İnançlarının derinliğini ve Tanrı’ya itaatilerini takdir etmek için, günümüz insanının inancıyla karşılaştırmamız gerekiyor. Kaç modern Hıristiyan ciddi bir sıkıntıda yada ilk ayartmada bile tamamen kaybolmuş, zayıf bir inanç sergiliyor? Ayartma geldiğinde, hastalıkta ya da büyük adaletsizlik olduğunda, çığlık atıyor: “Tanrı nerede? Sevilen bir kişi kaybedildiğinde, “Bu korkunç şey neden başıma geldi? Tanrı’nın Sevgisi, ihtimamı nerede?” Bugün Tanrı’nın insanoğlunu ne kadar sevdiğini ve Biricik Oğlunu kurtuluşumuz için ölüme verdiğini bilmemize rağmen, bu şekilde düşünen ve hareket eden insanlar mevcut. (bkz. Yuhanna 3:16). Hıristiyanlar ellerinde İncil’i tutup Mesih’in hastalara, açlara ve adaletsizlikten muzdarip olanlara sağladığı sayısız faydalar hakkında bilgi edinebilmelerine rağmen inançlarını yitirmiş haldeler. Tanrı’nın, Tamamıyle Kutsal Annemizin ve tüm Azizlerin şefaatleriyle acımızı hafifletmek için yaptığı sayısız mucizeyi duyduğumuzda, böyle bir inançsızlık nasıl olabilir?

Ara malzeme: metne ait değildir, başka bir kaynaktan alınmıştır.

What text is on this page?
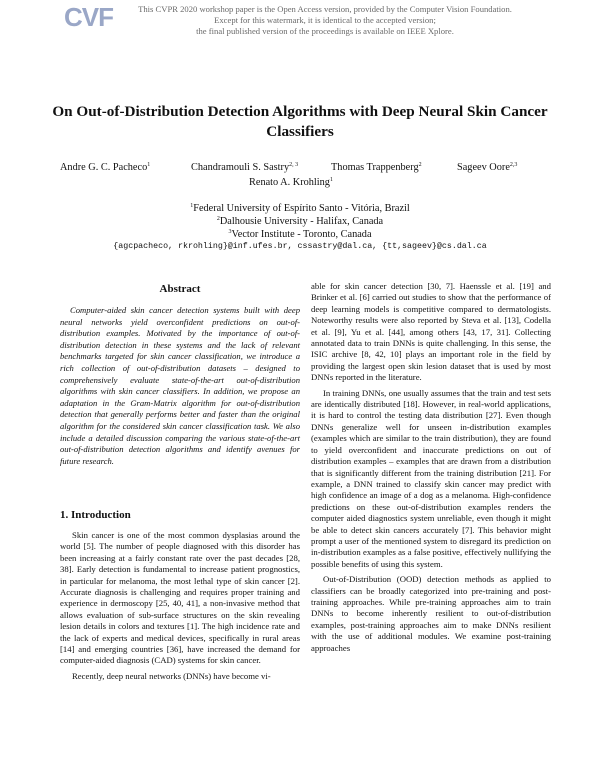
CVF	This CVPR 2020 workshop paper is the Open Access version, provided by the Computer Vision Foundation.
Except for this watermark, it is identical to the accepted version;
the final published version of the proceedings is available on IEEE Xplore.
On Out-of-Distribution Detection Algorithms with Deep Neural Skin Cancer
Classifiers
Andre G. C. Pacheco$^1$	Chandramouli S. Sastry$^{2, 3}$	Thomas Trappenberg$^2$	Sageev Oore$^{2,3}$
Renato A. Krohling$^1$
$^1$Federal University of Espírito Santo - Vitória, Brazil
$^2$Dalhousie University - Halifax, Canada
$^3$Vector Institute - Toronto, Canada
{agcpacheco, rkrohling}@inf.ufes.br, cssastry@dal.ca, {tt,sageev}@cs.dal.ca
Abstract
Computer-aided skin cancer detection systems built with deep neural networks yield overconfident predictions on out-of-distribution examples. Motivated by the importance of out-of-distribution detection in these systems and the lack of relevant benchmarks targeted for skin cancer classification, we introduce a rich collection of out-of-distribution datasets – designed to comprehensively evaluate state-of-the-art out-of-distribution algorithms with skin cancer classifiers. In addition, we propose an adaptation in the Gram-Matrix algorithm for out-of-distribution detection that generally performs better and faster than the original algorithm for the considered skin cancer classification task. We also include a detailed discussion comparing the various state-of-the-art out-of-distribution detection algorithms and identify avenues for future research.
1. Introduction

Skin cancer is one of the most common dysplasias around the world [5]. The number of people diagnosed with this disorder has been increasing at a fairly constant rate over the past decades [28, 38]. Early detection is fundamental to increase patient prognostics, in particular for melanoma, the most lethal type of skin cancer [2]. Accurate diagnosis is challenging and requires proper training and experience in dermoscopy [25, 40, 41], a non-invasive method that allows evaluation of sub-surface structures on the skin revealing lesion details in colors and textures [1]. The high incidence rate and the lack of experts and medical devices, specifically in rural areas [14] and emerging countries [36], have increased the demand for computer-aided diagnosis (CAD) systems for skin cancer.

Recently, deep neural networks (DNNs) have become vi-

able for skin cancer detection [30, 7]. Haenssle et al. [19] and Brinker et al. [6] carried out studies to show that the performance of deep learning models is competitive compared to dermatologists. Noteworthy results were also reported by Steva et al. [13], Codella et al. [9], Yu et al. [44], among others [43, 17, 31]. Collecting annotated data to train DNNs is quite challenging. In this sense, the ISIC archive [8, 42, 10] plays an important role in the field by providing the largest open skin lesion dataset that is used by most DNNs reported in the literature.

In training DNNs, one usually assumes that the train and test sets are identically distributed [18]. However, in real-world applications, it is hard to control the testing data distribution [27]. Even though DNNs generalize well for unseen in-distribution examples (examples which are similar to the train distribution), they are found to yield overconfident and inaccurate predictions on out of distribution examples – examples that are drawn from a distribution that is significantly different from the training distribution [21]. For example, a DNN trained to classify skin cancer may predict with high confidence an image of a dog as a melanoma. High-confidence predictions on these out-of-distribution examples renders the computer aided diagnostics system unreliable, even though it might be able to detect skin cancers accurately [7]. This behavior might prompt a user of the mentioned system to disregard its prediction on in-distribution examples as a false positive, effectively nullifying the possible benefits of using this system.

Out-of-Distribution (OOD) detection methods as applied to classifiers can be broadly categorized into pre-training and post-training approaches. While pre-training approaches aim to train DNNs to become inherently resilient to out-of-distribution examples, post-training approaches aim to make DNNs resilient with the use of additional modules. We examine post-training approaches
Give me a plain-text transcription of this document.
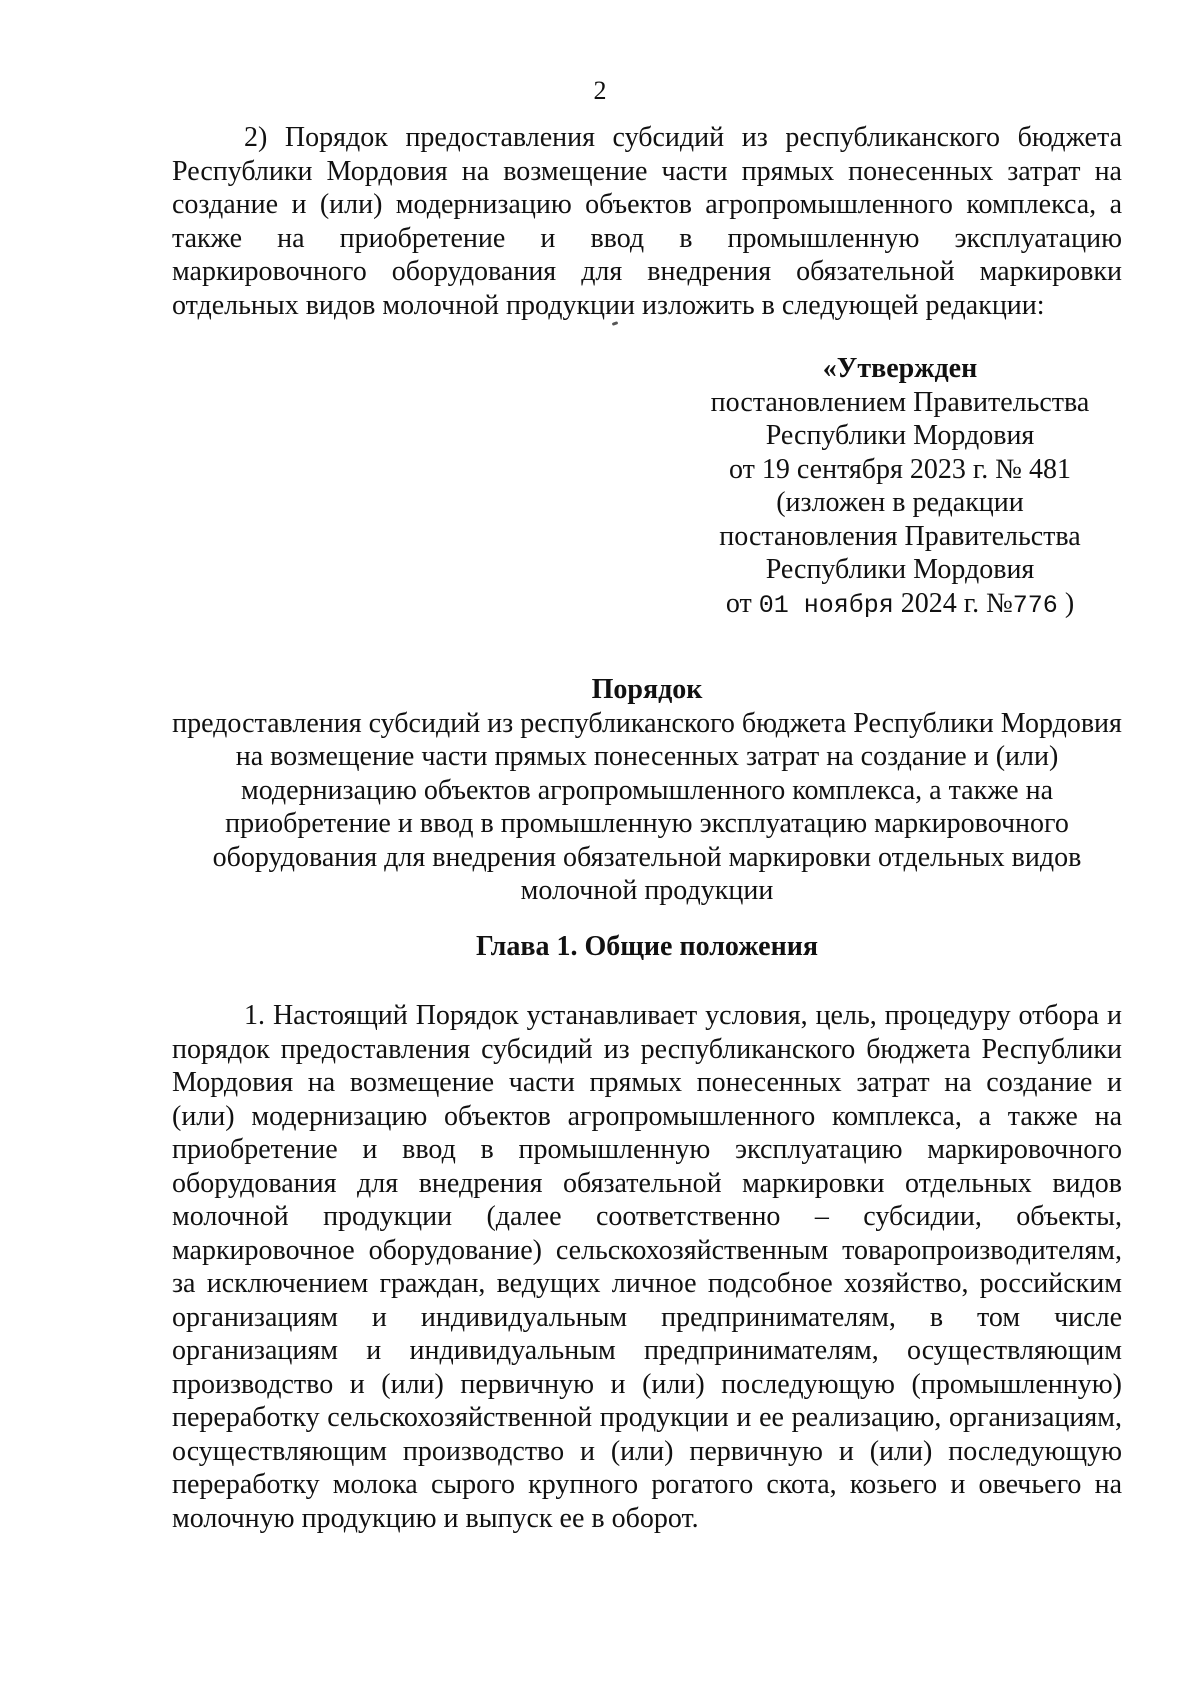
2

2) Порядок предоставления субсидий из республиканского бюджета Республики Мордовия на возмещение части прямых понесенных затрат на создание и (или) модернизацию объектов агропромышленного комплекса, а также на приобретение и ввод в промышленную эксплуатацию маркировочного оборудования для внедрения обязательной маркировки отдельных видов молочной продукции изложить в следующей редакции:

«Утвержден
постановлением Правительства
Республики Мордовия
от 19 сентября 2023 г. № 481
(изложен в редакции
постановления Правительства
Республики Мордовия
от 01 ноября 2024 г. №776 )
Порядок
предоставления субсидий из республиканского бюджета Республики Мордовия на возмещение части прямых понесенных затрат на создание и (или) модернизацию объектов агропромышленного комплекса, а также на приобретение и ввод в промышленную эксплуатацию маркировочного оборудования для внедрения обязательной маркировки отдельных видов молочной продукции
Глава 1. Общие положения

1. Настоящий Порядок устанавливает условия, цель, процедуру отбора и порядок предоставления субсидий из республиканского бюджета Республики Мордовия на возмещение части прямых понесенных затрат на создание и (или) модернизацию объектов агропромышленного комплекса, а также на приобретение и ввод в промышленную эксплуатацию маркировочного оборудования для внедрения обязательной маркировки отдельных видов молочной продукции (далее соответственно – субсидии, объекты, маркировочное оборудование) сельскохозяйственным товаропроизводителям, за исключением граждан, ведущих личное подсобное хозяйство, российским организациям и индивидуальным предпринимателям, в том числе организациям и индивидуальным предпринимателям, осуществляющим производство и (или) первичную и (или) последующую (промышленную) переработку сельскохозяйственной продукции и ее реализацию, организациям, осуществляющим производство и (или) первичную и (или) последующую переработку молока сырого крупного рогатого скота, козьего и овечьего на молочную продукцию и выпуск ее в оборот.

İlk Ata olan İbrahim’e bakalım. Putperest bir ortamda yaşadı, ama saf ruhunu koruyordu ve gerçek Tanrı’yı arıyordu. Bir noktada Tanrı’nın ona şöyle söylediğini duyar: “Abram (asıl adı), “Ülkeni, halkını, babanın evini bırak, sana göstereceğim topraklara git” (Yaratılış 12: 1). Böyle bir şey kolay mıydı? İbrahim, rahat muhitini ve iyi bildiği her şeyi bırakmak zorunda kalacak ve nelerle karşılacağı hakkında hiçbir fikrinin olmadığı, bilinmeyen bir ülkeye gidecekti. Ve yine de, bu Tanrı’nın emriydi, evini ve akrabalarını terk etti ve çadırda yaşayarak söyleneni yaptı. İbrahim’in inancı ne kadar güçlü olmalıydı ki, 99 yaşında olmasına rağmen, Tanrı’nın ona verdiği söze inandı: bir oğul sahibi olacaktı ve soyundan gelen insanlar gökyüzünün yıldızları kadar çok olacaktı! (Yaratılış 15: 5)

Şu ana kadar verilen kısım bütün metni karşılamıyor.